Perhaps in a moment of wanting to justify such an expenditure, Stryker's management called SpineCore's designs 'second generation.' This begs the question, what is a 'second generation' disc arthroplasty product?

To provide context to that question, we at HealthpointCapital look at technology in terms of its functionality in the patient's continuum of care. After evaluating literally thousands of medical innovations over 20+ years, we have come up with four basic categories of medical technology:

  • Refinements are products that are essentially the same as existing technology but with modest design changes.
  • Modifications are products that modify current technology but do not change the surgeon's surgical approach or technique.
  • Extenders are products that extend the patient's continuum of care. In many respects, disc arthroplasty is an extender in that it will fit between removal of herniated disc material and spine fusion.
  • Game Changers are products that obsolete current treatment modalities. Technologies like Kyphoplasty that deliver bone cement to treat vertebral compression fractures have obsoleted bracing for that indication and ushered in an entirely new treatment protocol.
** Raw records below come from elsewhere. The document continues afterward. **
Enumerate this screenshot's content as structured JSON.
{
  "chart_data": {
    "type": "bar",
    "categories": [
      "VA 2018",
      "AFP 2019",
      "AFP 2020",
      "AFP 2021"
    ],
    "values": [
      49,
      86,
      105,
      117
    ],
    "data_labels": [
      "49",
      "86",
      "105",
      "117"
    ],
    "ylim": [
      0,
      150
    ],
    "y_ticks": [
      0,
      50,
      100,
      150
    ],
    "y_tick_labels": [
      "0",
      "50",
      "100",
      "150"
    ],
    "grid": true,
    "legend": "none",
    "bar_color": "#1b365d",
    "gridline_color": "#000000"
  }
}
Using this framework, disc arthroplasty is, in effect, a third generation spine cage. Spine cages, the first broadly accepted, interbody, vertebral implant, were really modifications of the pedicle screw system. The cage restored disc height while also promoting fusion, as did pedicle screws. The cage changed the surgical approach and, in that manner, created new options for both surgeon and patient. The next generation spine cage was, in our view, the resorbable cage or bone dowel. It delivered the functionality of the spine cage (restore disc height) but with a new, clinically relevant feature; it resorbed. Disc arthroplasty products are, like the cages, an interbody implant which restores disc height, but adds a clinically relevant feature; motion preservation.

Are FlexiCore or CerviCore second generation disc arthroplasty products? SpineCore's FlexiCore and CerviCore technologies look like a mix of design refinements and modifications meant to create an easier surgical approach and, perhaps, better clinical outcomes for the patient. To us, SpineCore's products look like first cousins to Charite, et al.
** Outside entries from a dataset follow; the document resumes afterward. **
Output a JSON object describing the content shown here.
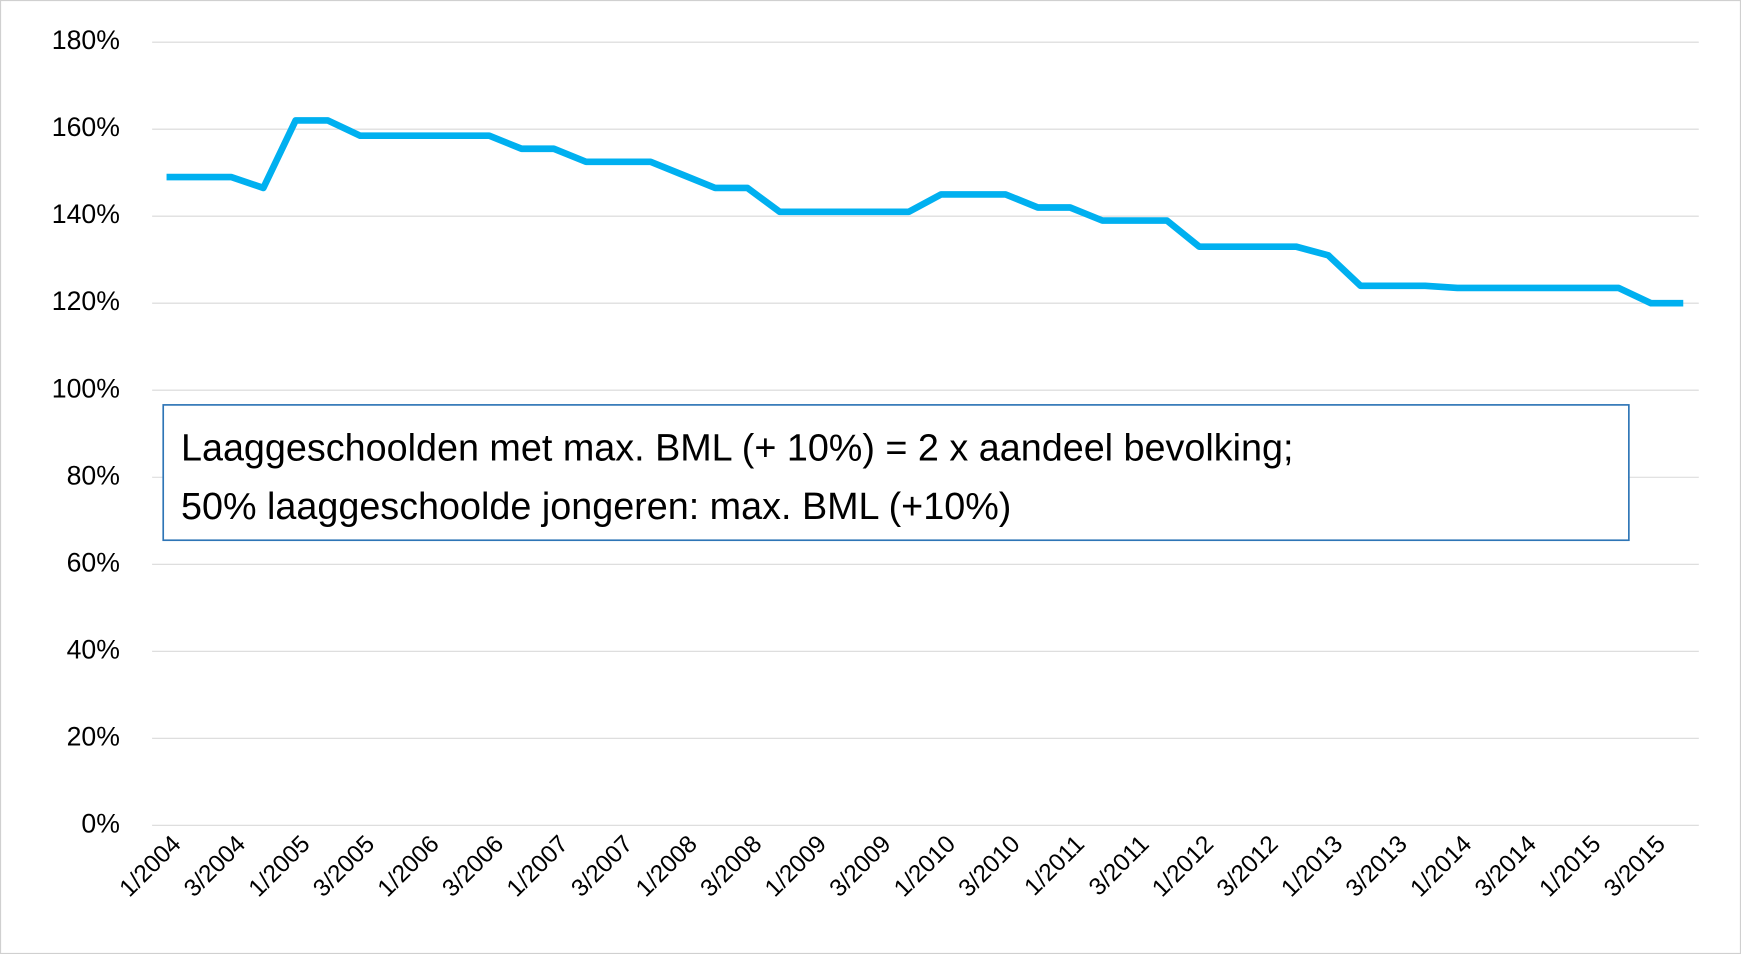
{
  "chart_data": {
    "type": "line",
    "categories": [
      "1/2004",
      null,
      "3/2004",
      null,
      "1/2005",
      null,
      "3/2005",
      null,
      "1/2006",
      null,
      "3/2006",
      null,
      "1/2007",
      null,
      "3/2007",
      null,
      "1/2008",
      null,
      "3/2008",
      null,
      "1/2009",
      null,
      "3/2009",
      null,
      "1/2010",
      null,
      "3/2010",
      null,
      "1/2011",
      null,
      "3/2011",
      null,
      "1/2012",
      null,
      "3/2012",
      null,
      "1/2013",
      null,
      "3/2013",
      null,
      "1/2014",
      null,
      "3/2014",
      null,
      "1/2015",
      null,
      "3/2015",
      null
    ],
    "series": [
      {
        "color": "#00b0f0",
        "values": [
          149,
          149,
          149,
          146.5,
          162,
          162,
          158.5,
          158.5,
          158.5,
          158.5,
          158.5,
          155.5,
          155.5,
          152.5,
          152.5,
          152.5,
          149.5,
          146.5,
          146.5,
          141,
          141,
          141,
          141,
          141,
          145,
          145,
          145,
          142,
          142,
          139,
          139,
          139,
          133,
          133,
          133,
          133,
          131,
          124,
          124,
          124,
          123.5,
          123.5,
          123.5,
          123.5,
          123.5,
          123.5,
          120,
          120
        ]
      }
    ],
    "ylim": [
      0,
      180
    ],
    "yticks": [
      {
        "value": 0,
        "label": "0%"
      },
      {
        "value": 20,
        "label": "20%"
      },
      {
        "value": 40,
        "label": "40%"
      },
      {
        "value": 60,
        "label": "60%"
      },
      {
        "value": 80,
        "label": "80%"
      },
      {
        "value": 100,
        "label": "100%"
      },
      {
        "value": 120,
        "label": "120%"
      },
      {
        "value": 140,
        "label": "140%"
      },
      {
        "value": 160,
        "label": "160%"
      },
      {
        "value": 180,
        "label": "180%"
      }
    ],
    "grid": true,
    "annotation": [
      "Laaggeschoolden met max. BML (+ 10%) = 2 x aandeel bevolking;",
      "50% laaggeschoolde jongeren: max. BML (+10%)"
    ]
  }
}
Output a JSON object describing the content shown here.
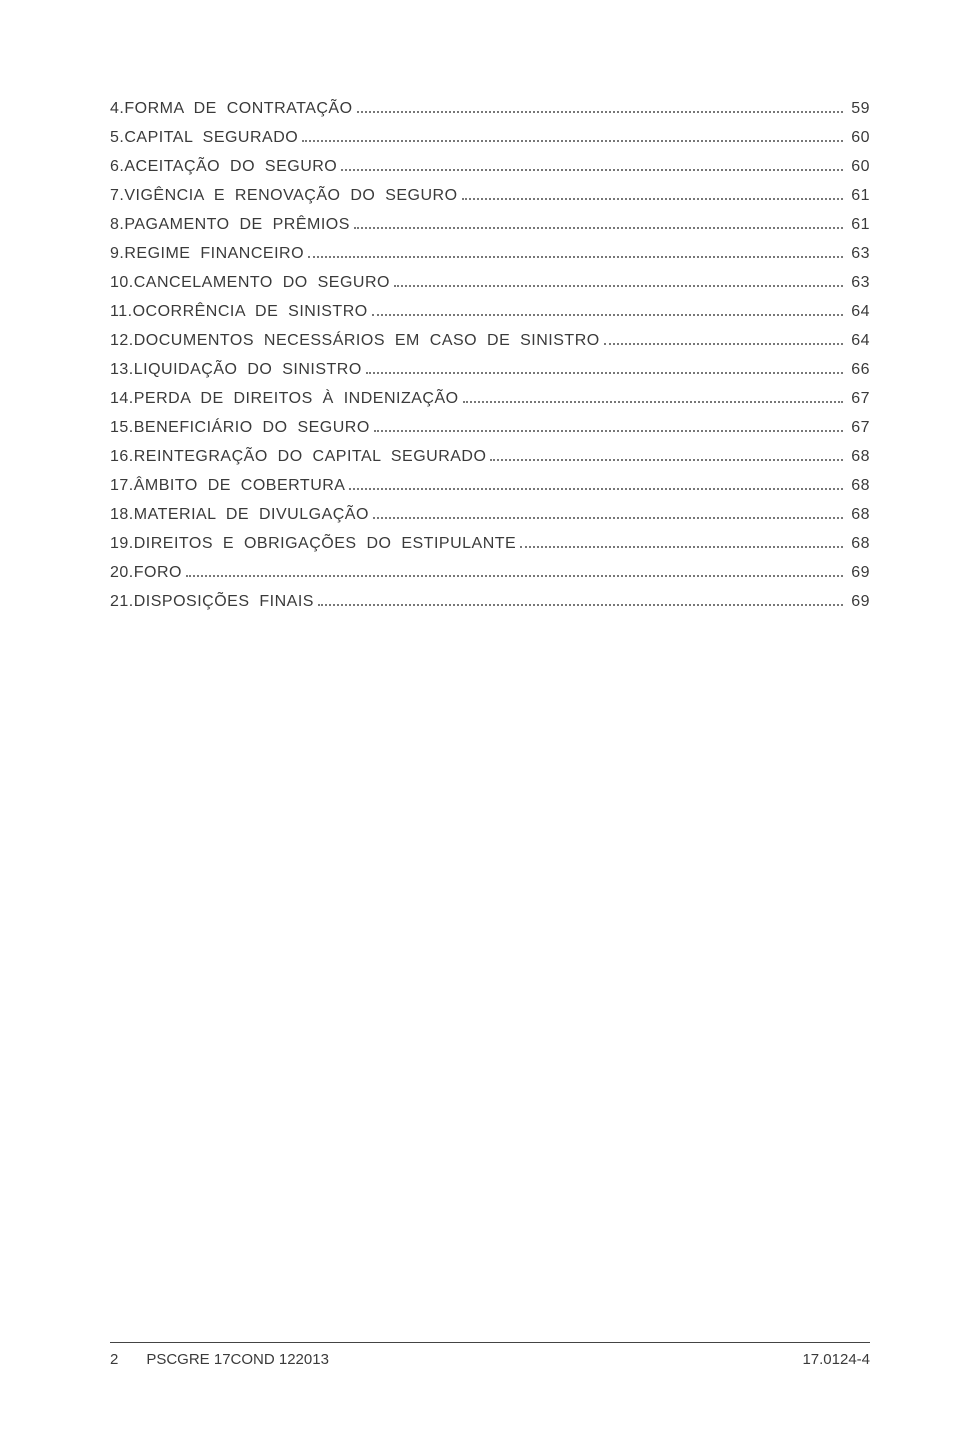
{
  "toc": {
    "entries": [
      {
        "num": "4.",
        "label": "FORMA  DE  CONTRATAÇÃO",
        "page": "59"
      },
      {
        "num": "5.",
        "label": "CAPITAL  SEGURADO",
        "page": "60"
      },
      {
        "num": "6.",
        "label": "ACEITAÇÃO  DO  SEGURO",
        "page": "60"
      },
      {
        "num": "7.",
        "label": "VIGÊNCIA  E  RENOVAÇÃO  DO  SEGURO",
        "page": "61"
      },
      {
        "num": "8.",
        "label": "PAGAMENTO  DE  PRÊMIOS",
        "page": "61"
      },
      {
        "num": "9.",
        "label": "REGIME  FINANCEIRO",
        "page": "63"
      },
      {
        "num": "10.",
        "label": "CANCELAMENTO  DO  SEGURO",
        "page": "63"
      },
      {
        "num": "11.",
        "label": "OCORRÊNCIA  DE  SINISTRO",
        "page": "64"
      },
      {
        "num": "12.",
        "label": "DOCUMENTOS  NECESSÁRIOS  EM  CASO  DE  SINISTRO",
        "page": "64"
      },
      {
        "num": "13.",
        "label": "LIQUIDAÇÃO  DO  SINISTRO",
        "page": "66"
      },
      {
        "num": "14.",
        "label": "PERDA  DE  DIREITOS  À  INDENIZAÇÃO",
        "page": "67"
      },
      {
        "num": "15.",
        "label": "BENEFICIÁRIO  DO  SEGURO",
        "page": "67"
      },
      {
        "num": "16.",
        "label": "REINTEGRAÇÃO  DO  CAPITAL  SEGURADO",
        "page": "68"
      },
      {
        "num": "17.",
        "label": "ÂMBITO  DE  COBERTURA",
        "page": "68"
      },
      {
        "num": "18.",
        "label": "MATERIAL  DE  DIVULGAÇÃO",
        "page": "68"
      },
      {
        "num": "19.",
        "label": "DIREITOS  E  OBRIGAÇÕES  DO  ESTIPULANTE",
        "page": "68"
      },
      {
        "num": "20.",
        "label": "FORO",
        "page": "69"
      },
      {
        "num": "21.",
        "label": "DISPOSIÇÕES  FINAIS",
        "page": "69"
      }
    ]
  },
  "footer": {
    "page_number": "2",
    "doc_code": "PSCGRE 17COND 122013",
    "ref": "17.0124-4"
  },
  "style": {
    "text_color": "#3a3a3a",
    "dot_color": "#777777",
    "background": "#ffffff",
    "font_size_body": 16,
    "font_size_footer": 15
  }
}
Like all disc arthroplasty products, SpineCore's clinical purpose is to reduce the incidence of adjacent level disease. The key and perhaps more interesting feature of the SpineCore implants is ease of use. While we will not know the full dimension of these products until the clinical trials are well underway, in a year or so, the advance word is that they are significantly easier to use than such products as JNJ's Charite, which will be the first disc arthroplasty product approved by the FDA.

And in that sense, the SpineCore products are addressing the number one fear that surgeons have regarding disc arthroplasty, namely that this is a new and potentially complex procedure with, initially, high potential rates of complication.
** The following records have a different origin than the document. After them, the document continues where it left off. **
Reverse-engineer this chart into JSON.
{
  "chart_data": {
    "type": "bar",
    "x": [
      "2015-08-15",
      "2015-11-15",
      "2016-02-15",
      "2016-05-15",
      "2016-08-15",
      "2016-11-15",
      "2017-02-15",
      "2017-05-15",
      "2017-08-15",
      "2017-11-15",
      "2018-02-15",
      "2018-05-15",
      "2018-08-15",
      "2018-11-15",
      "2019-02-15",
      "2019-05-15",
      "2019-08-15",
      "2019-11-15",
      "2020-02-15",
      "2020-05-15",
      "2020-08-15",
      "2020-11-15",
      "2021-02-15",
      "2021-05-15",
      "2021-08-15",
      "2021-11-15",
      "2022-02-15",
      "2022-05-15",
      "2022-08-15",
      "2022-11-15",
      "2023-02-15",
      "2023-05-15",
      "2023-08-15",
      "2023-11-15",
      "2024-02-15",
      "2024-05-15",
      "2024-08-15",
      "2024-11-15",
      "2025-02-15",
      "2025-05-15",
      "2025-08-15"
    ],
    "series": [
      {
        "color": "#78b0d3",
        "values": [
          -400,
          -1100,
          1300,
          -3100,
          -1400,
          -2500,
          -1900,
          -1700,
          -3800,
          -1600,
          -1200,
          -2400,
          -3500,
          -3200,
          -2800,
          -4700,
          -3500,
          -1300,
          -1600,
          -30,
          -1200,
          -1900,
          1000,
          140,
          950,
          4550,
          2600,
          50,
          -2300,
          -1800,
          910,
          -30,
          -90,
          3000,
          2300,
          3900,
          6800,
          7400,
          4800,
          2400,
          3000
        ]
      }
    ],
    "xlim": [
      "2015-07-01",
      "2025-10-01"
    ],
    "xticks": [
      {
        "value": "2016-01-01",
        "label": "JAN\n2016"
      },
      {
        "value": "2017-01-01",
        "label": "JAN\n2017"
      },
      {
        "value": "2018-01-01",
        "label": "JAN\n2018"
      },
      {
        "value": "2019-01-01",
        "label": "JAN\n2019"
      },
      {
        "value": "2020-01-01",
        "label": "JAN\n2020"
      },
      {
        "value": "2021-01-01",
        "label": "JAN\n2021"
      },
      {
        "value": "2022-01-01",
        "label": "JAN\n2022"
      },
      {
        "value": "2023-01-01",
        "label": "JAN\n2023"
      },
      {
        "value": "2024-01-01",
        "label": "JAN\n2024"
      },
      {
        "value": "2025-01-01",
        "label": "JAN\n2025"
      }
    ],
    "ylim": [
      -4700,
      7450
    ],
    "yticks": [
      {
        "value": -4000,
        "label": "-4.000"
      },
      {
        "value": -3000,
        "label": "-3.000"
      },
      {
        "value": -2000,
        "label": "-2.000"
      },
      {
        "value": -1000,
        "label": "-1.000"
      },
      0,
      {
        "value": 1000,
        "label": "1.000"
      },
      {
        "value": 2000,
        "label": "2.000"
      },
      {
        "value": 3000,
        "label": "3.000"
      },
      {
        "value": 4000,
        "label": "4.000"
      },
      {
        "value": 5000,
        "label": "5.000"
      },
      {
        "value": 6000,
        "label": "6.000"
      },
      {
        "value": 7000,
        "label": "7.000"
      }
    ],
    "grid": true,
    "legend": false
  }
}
Given the history of medical technology evolution, we suspect that the true second generation disc arthroplasty implant will have an entirely unique design; possibly one that is not yet in clinical trial. We think, it will quite likely employ different biomaterials and gain surgeon acceptance because of promises to rectify the failures and problems of the first generation discs. But, of course, we do not know what those failures and problems are. We may not know for two or three years. At this stage, we can only guess. Stryker, of course, has done more than guess. It has voted and made a $120+ million statement in favor of the SpineCore design.